I’m sure many have heard the coffee comparison example:

Essentially, that people will pay many times more for a cup of coffee at Starbucks than they would for the same coffee at 7-11.

A lot of that has to do with the “experience” of getting coffee at Starbucks, which might include (among others):

  • more quality coffee (real or perceived)
  • better tasting coffee (real or perceived)
  • hip/comfortable atmosphere
  • place to hang-out, to see and be seen
  • status

All of this is related in many ways to “connotation,” which is the underlying (conscious and subconcious) thoughts, feelings, perceptions, prejudices and preconceived ideas and associations that are conjured up and evoked from a word, term or experience.

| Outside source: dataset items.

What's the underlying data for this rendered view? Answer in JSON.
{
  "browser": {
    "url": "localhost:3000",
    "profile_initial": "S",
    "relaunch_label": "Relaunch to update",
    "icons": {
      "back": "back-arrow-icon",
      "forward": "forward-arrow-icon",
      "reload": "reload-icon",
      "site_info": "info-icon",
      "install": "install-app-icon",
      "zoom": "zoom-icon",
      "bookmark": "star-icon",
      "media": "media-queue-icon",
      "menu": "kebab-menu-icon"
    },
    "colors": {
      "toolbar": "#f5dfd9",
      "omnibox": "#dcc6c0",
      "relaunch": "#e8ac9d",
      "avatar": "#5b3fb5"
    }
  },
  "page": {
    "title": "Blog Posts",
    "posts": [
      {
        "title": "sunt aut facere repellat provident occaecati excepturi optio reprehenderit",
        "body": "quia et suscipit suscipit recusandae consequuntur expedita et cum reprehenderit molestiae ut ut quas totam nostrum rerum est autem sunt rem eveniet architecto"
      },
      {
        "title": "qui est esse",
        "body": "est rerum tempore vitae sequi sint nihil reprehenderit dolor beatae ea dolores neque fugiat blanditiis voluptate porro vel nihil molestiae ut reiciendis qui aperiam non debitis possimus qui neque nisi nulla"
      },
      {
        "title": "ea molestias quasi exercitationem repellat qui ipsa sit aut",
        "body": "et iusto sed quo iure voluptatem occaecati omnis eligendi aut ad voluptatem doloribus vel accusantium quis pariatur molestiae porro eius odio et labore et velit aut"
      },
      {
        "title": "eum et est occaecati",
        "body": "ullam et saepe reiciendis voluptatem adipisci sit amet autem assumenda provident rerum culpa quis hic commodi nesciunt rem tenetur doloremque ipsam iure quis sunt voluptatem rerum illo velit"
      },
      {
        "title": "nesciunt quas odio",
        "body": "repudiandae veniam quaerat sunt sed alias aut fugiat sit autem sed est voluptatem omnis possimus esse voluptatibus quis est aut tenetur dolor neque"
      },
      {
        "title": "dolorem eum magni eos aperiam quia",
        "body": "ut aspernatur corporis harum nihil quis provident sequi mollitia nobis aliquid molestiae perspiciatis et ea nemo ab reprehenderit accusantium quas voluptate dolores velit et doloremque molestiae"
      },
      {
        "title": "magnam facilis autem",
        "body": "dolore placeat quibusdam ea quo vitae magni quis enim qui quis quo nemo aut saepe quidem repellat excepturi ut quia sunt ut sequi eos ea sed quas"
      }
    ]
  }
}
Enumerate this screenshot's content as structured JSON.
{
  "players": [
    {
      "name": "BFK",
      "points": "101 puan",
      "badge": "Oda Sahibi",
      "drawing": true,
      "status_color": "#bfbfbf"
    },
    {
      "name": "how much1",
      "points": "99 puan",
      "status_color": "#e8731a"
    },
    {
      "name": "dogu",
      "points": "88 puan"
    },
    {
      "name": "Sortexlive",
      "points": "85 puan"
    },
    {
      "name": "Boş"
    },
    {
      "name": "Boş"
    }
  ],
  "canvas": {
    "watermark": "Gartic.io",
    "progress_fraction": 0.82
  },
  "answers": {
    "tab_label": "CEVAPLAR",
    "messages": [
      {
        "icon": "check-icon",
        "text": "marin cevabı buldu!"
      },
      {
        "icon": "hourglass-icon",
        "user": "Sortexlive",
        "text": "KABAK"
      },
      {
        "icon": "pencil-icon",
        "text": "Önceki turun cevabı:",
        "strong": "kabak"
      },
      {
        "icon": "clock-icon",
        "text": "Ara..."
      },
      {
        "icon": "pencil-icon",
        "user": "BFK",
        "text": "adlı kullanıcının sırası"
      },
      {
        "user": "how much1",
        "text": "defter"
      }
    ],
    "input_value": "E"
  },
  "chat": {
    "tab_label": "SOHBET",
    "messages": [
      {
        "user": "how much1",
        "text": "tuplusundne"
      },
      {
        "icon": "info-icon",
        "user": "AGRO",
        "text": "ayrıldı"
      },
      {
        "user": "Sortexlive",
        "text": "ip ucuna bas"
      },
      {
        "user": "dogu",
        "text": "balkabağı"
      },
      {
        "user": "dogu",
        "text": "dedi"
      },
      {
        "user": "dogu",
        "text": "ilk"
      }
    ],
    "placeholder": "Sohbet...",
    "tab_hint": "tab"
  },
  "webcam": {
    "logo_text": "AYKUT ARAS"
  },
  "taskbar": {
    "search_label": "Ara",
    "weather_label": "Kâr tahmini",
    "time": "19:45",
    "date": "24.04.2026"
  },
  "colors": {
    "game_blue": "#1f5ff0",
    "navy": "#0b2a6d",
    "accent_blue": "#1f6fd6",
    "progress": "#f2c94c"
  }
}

Just as context, environs and experience have much to do with how people buy and the perceptions they bring to the table, the words and terms you use in your marketing are relevant in this respect as well.

While some lofty, high-minded conversation about your title should NEVER be part of your marketing message nor your conversation with clients, the term, title and brand words you use to identify yourself to clients does matter. It will evoke certain perceptions and understanding (or misunderstandings as the case may be) in your potential clients.

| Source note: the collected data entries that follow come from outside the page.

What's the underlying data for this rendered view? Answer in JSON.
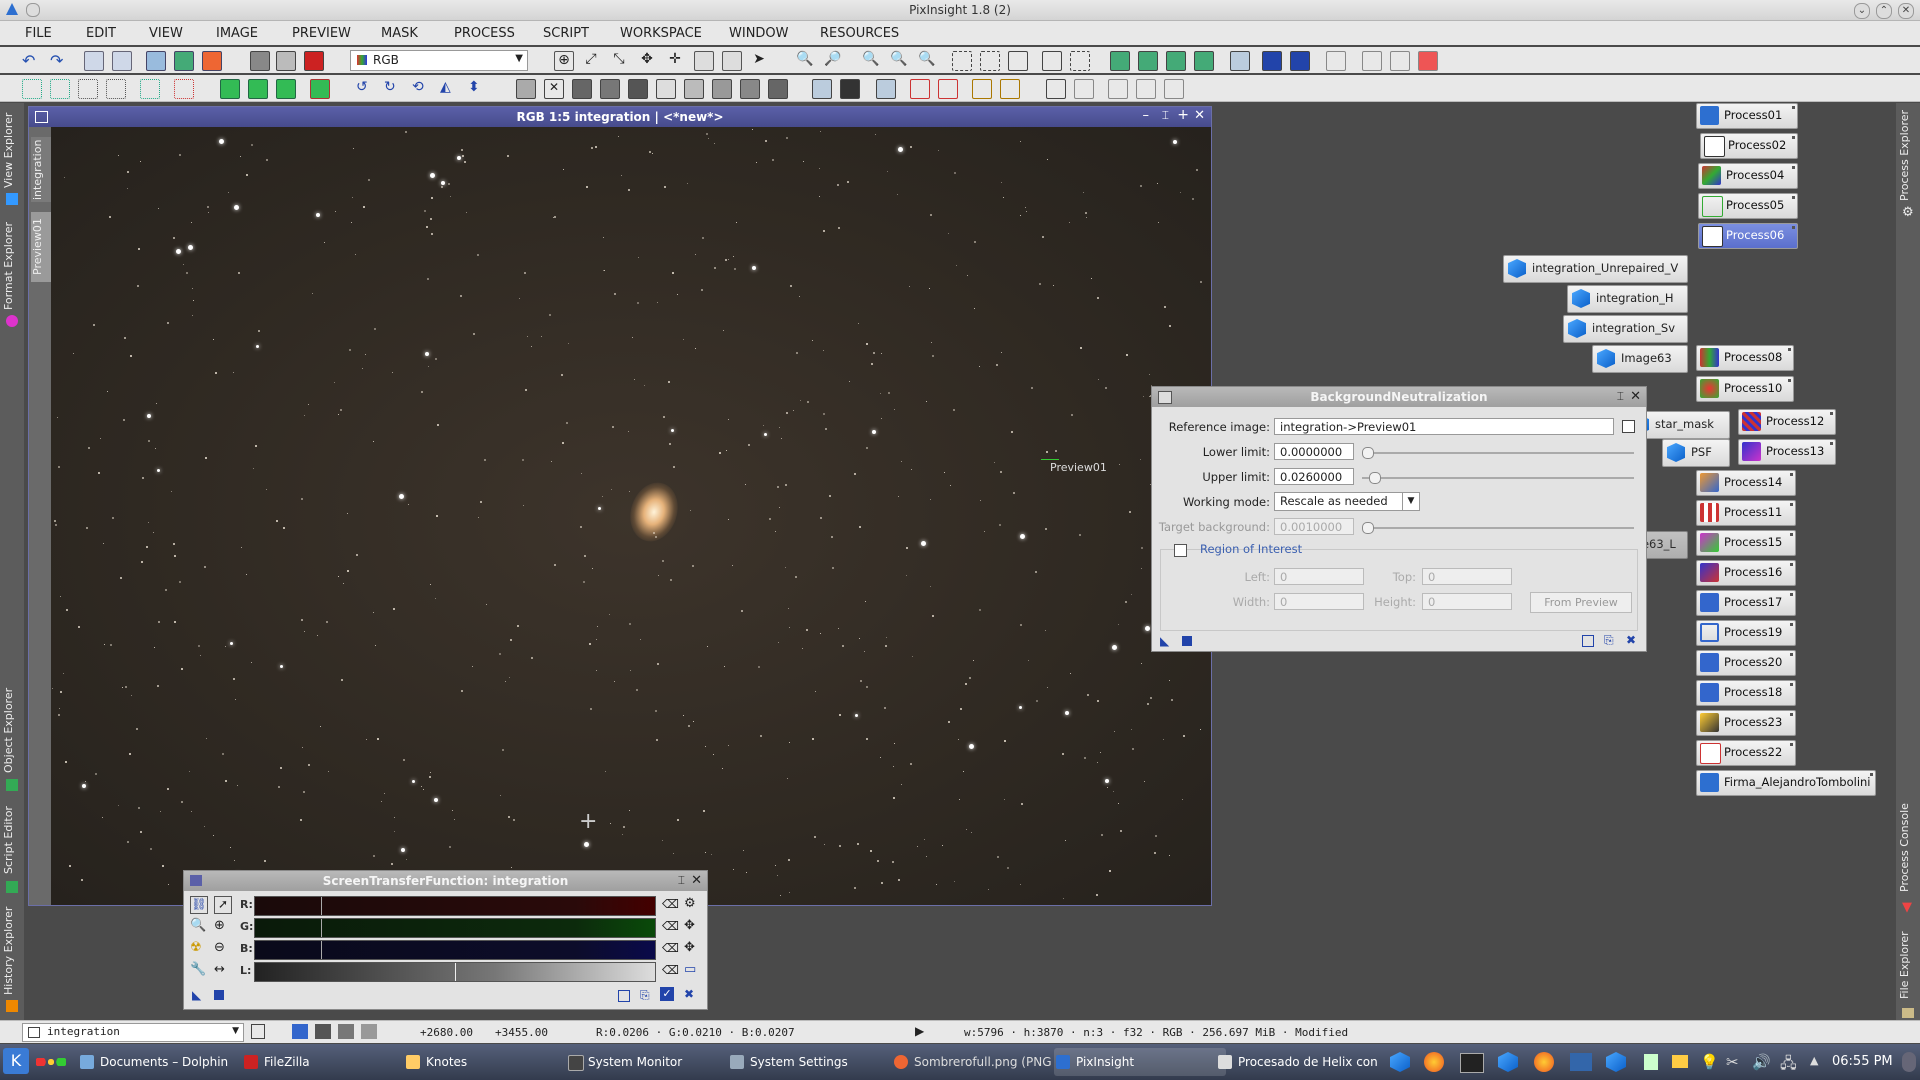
{
  "window": {
    "title": "PixInsight 1.8 (2)"
  },
  "menu": [
    "FILE",
    "EDIT",
    "VIEW",
    "IMAGE",
    "PREVIEW",
    "MASK",
    "PROCESS",
    "SCRIPT",
    "WORKSPACE",
    "WINDOW",
    "RESOURCES"
  ],
  "toolbar": {
    "color_space_value": "RGB"
  },
  "left_dock_tabs": [
    "View Explorer",
    "Format Explorer",
    "Object Explorer",
    "Script Editor",
    "History Explorer"
  ],
  "right_dock_tabs": [
    "Process Explorer",
    "Process Console",
    "File Explorer"
  ],
  "image_window": {
    "title": "RGB 1:5 integration | <*new*>",
    "side_tabs": [
      "integration",
      "Preview01"
    ],
    "preview_label": "Preview01"
  },
  "process_icons": [
    "Process01",
    "Process02",
    "Process04",
    "Process05",
    "Process06",
    "Process08",
    "Process10",
    "Process12",
    "Process13",
    "Process14",
    "Process11",
    "Process15",
    "Process16",
    "Process17",
    "Process19",
    "Process20",
    "Process18",
    "Process23",
    "Process22",
    "Firma_AlejandroTombolini"
  ],
  "image_icons": [
    "integration_Unrepaired_V",
    "integration_H",
    "integration_Sv",
    "Image63",
    "star_mask",
    "PSF",
    "Image63_L"
  ],
  "bn_dialog": {
    "title": "BackgroundNeutralization",
    "reference_label": "Reference image:",
    "reference_value": "integration->Preview01",
    "lower_label": "Lower limit:",
    "lower_value": "0.0000000",
    "upper_label": "Upper limit:",
    "upper_value": "0.0260000",
    "mode_label": "Working mode:",
    "mode_value": "Rescale as needed",
    "target_label": "Target background:",
    "target_value": "0.0010000",
    "roi_label": "Region of Interest",
    "left_label": "Left:",
    "left_value": "0",
    "top_label": "Top:",
    "top_value": "0",
    "width_label": "Width:",
    "width_value": "0",
    "height_label": "Height:",
    "height_value": "0",
    "from_preview_label": "From Preview"
  },
  "stf": {
    "title": "ScreenTransferFunction: integration",
    "channels": [
      "R:",
      "G:",
      "B:",
      "L:"
    ]
  },
  "status": {
    "view": "integration",
    "x": "+2680.00",
    "y": "+3455.00",
    "rgb": "R:0.0206 · G:0.0210 · B:0.0207",
    "info": "w:5796 · h:3870 · n:3 · f32 · RGB · 256.697 MiB · Modified"
  },
  "taskbar": {
    "tasks": [
      "Documents – Dolphin",
      "FileZilla",
      "Knotes",
      "System Monitor",
      "System Settings",
      "Sombrerofull.png (PNG",
      "PixInsight",
      "Procesado de Helix con"
    ],
    "clock": "06:55 PM"
  }
}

You can make things easier and work more in your favor or more difficult (paddling upstream) all depending on the words and terms you use.

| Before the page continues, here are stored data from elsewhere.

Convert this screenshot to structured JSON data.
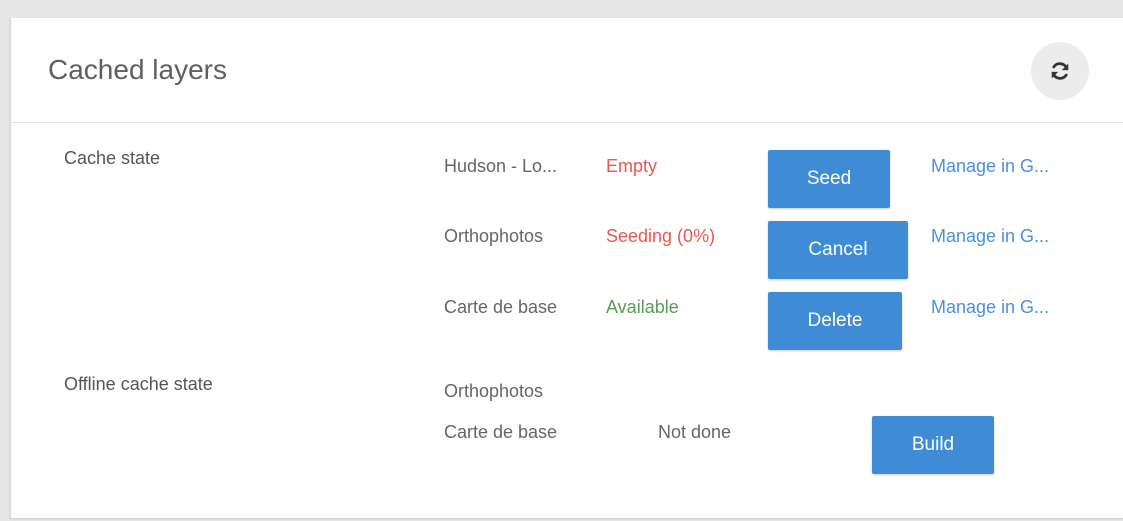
{
  "card": {
    "title": "Cached layers",
    "refresh_icon": "refresh-icon"
  },
  "cache_state": {
    "label": "Cache state",
    "rows": [
      {
        "layer": "Hudson - Lo...",
        "status": "Empty",
        "action": "Seed",
        "link": "Manage in G..."
      },
      {
        "layer": "Orthophotos",
        "status": "Seeding (0%)",
        "action": "Cancel",
        "link": "Manage in G..."
      },
      {
        "layer": "Carte de base",
        "status": "Available",
        "action": "Delete",
        "link": "Manage in G..."
      }
    ]
  },
  "offline_cache_state": {
    "label": "Offline cache state",
    "layers": [
      "Orthophotos",
      "Carte de base"
    ],
    "status": "Not done",
    "action": "Build"
  },
  "colors": {
    "accent": "#3f8bd6",
    "status_red": "#e8584f",
    "status_green": "#5b9a5b",
    "link": "#4a90e2"
  }
}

For more on this topic, see these blog categories as well:

What’s In a Name?

Why We Stopped Calling Ourselves Virtual Assistants

5 Responses

  1. Stephanie says:

    Great post Danielle – and I also think it makes a huge difference in your self-esteem as well. Having a title that truly fits your expertise and further explains what you are really in business to do automatically boosts your marketing mind-set (at least it did for me).

  2. I agree!

    I could never really utter the words “virtual assistant” with any confidence (in fact, always felt sheepish because it sounded so stupid). I never led with my term anyway, but still, people need a mental “coat hook” that a title/term gives them in which to categorize your business and the work you do. I tried for years to make the term feel good (fought for the term, in fact!), but it just never did. Once I abandoned it completely and moved on to Administrative Consultant, I instantly stood a little straighter, so to speak. I finally felt a term that matched how I viewed myself in my business. I am far more proud to be an Administrative Consultant and that definitely helps in conversations.

  3. Jess Green says:

    This is something I have been thinking about lately. I’m currently labelling myself as a Virtual Assistant but I also offer project management, social media management along with some other things so thinking more along the lines of business consultant. Need to have a bit more of a think about it!

  4. Faye says:

    Hi there, I’m new here and have been browsing through your blog.

    I have not yet started my business, I am just now starting my business plan. I was really struggling with the term “virtual assistant” because to me (my opinion only of course) it sounds cheap.

    I went with the term “Administrative Advocate” in my business tagline. I love it!

  5. That’s a fantastic tagline, Faye!